Using high-performance deep learning platform to accelerate
object detection

                S O Stepanenko1, P Y Yakimov1,2


                1
                 Samara National Research University, Moskovskoe Shosse 34А, Samara, Russia, 443086
                2
                 Image Processing Systems Institute of RAS - Branch of the FSRC "Crystallography and
                Photonics" RAS, Molodogvardejskaya street 151, Samara, Russia, 443001


                e-mail: serega.stepanenko.97@gmail.com


                Abstract. Object classification with use of neural networks is extremely current today. YOLO is
                one of the most often used frameworks for object classification. It produces high accuracy but the
                processing speed is not high enough especially in conditions of limited performance of a computer.
                This article researches use of a framework called NVIDIA TensorRT to optimize YOLO with the
                aim of increasing the image processing speed. Saving efficiency and quality of the neural network
                work TensorRT allows us to increase the processing speed using an optimization of the architecture
                and an optimization of calculations on a GPU.


1. Introduction
Object detection is becoming more and more popular [1]. It has become possible with the development of
new powerful computational devices and the use of neural networks, which can find objects in an image
having high accuracy.
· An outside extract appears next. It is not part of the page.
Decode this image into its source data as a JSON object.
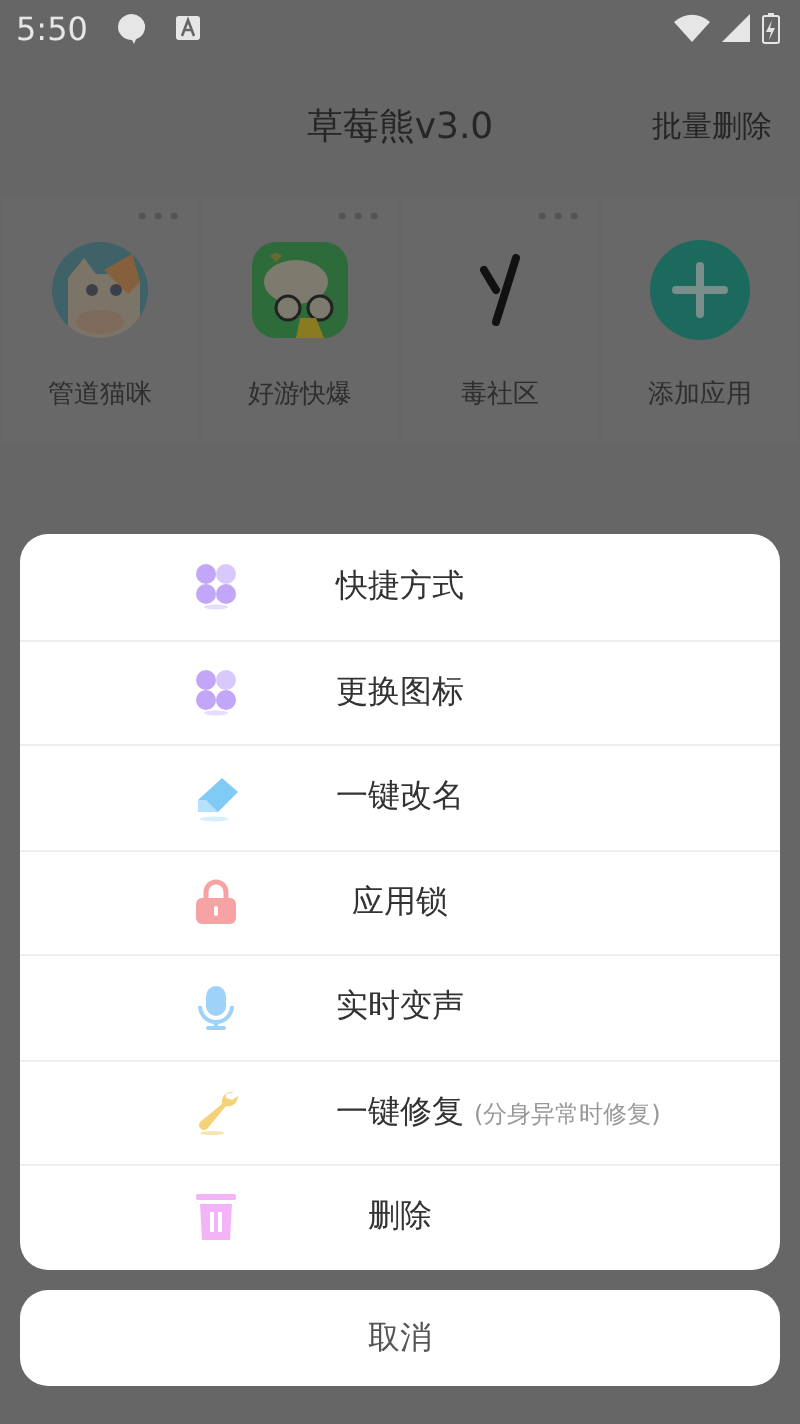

A system that is based on an artificial neural network is not a big problem to be
created because there is a large number of different frameworks which simplify creating of a neural
network reducing the network development to functions call. The object detection problem requires high
computational power, and in real tasks, for example processing of a video stream, powerful equipment is
required [2]. For example, FPS of YOLO work on NVIDIA GTX Titan X is about 40 [3], FPS of SSD on
NVIDIA GTX Titan X is 19 [4], FPS of FasterR-CNN on Tesla k40 is 5 [5], FPS of Fast R-CNN is 0.5
[3]. All those algorithms except for YOLO have FPS less than a common camera frame rate.
    Nowadays there are many solutions for object detection [6]. All of them use different algorithms to
detect, can detect with different accuracy and can have different speed of processing [7]. The most
existing solutions use CUDA [8] to process data in parallel. Via CUDA, we can increase the processing
speed but there are other ways to increase the processing speed as well. An optimization of the neural
network architecture can be used to make the processing faster and to remain the accuracy at the same
level. But it’s not always easy to make especially if the network has a very complex architecture. There is
a way to increase the neural network processing speed not spending much time to change the program.


                    V International Conference on "Information Technology and Nanotechnology" (ITNT-2019)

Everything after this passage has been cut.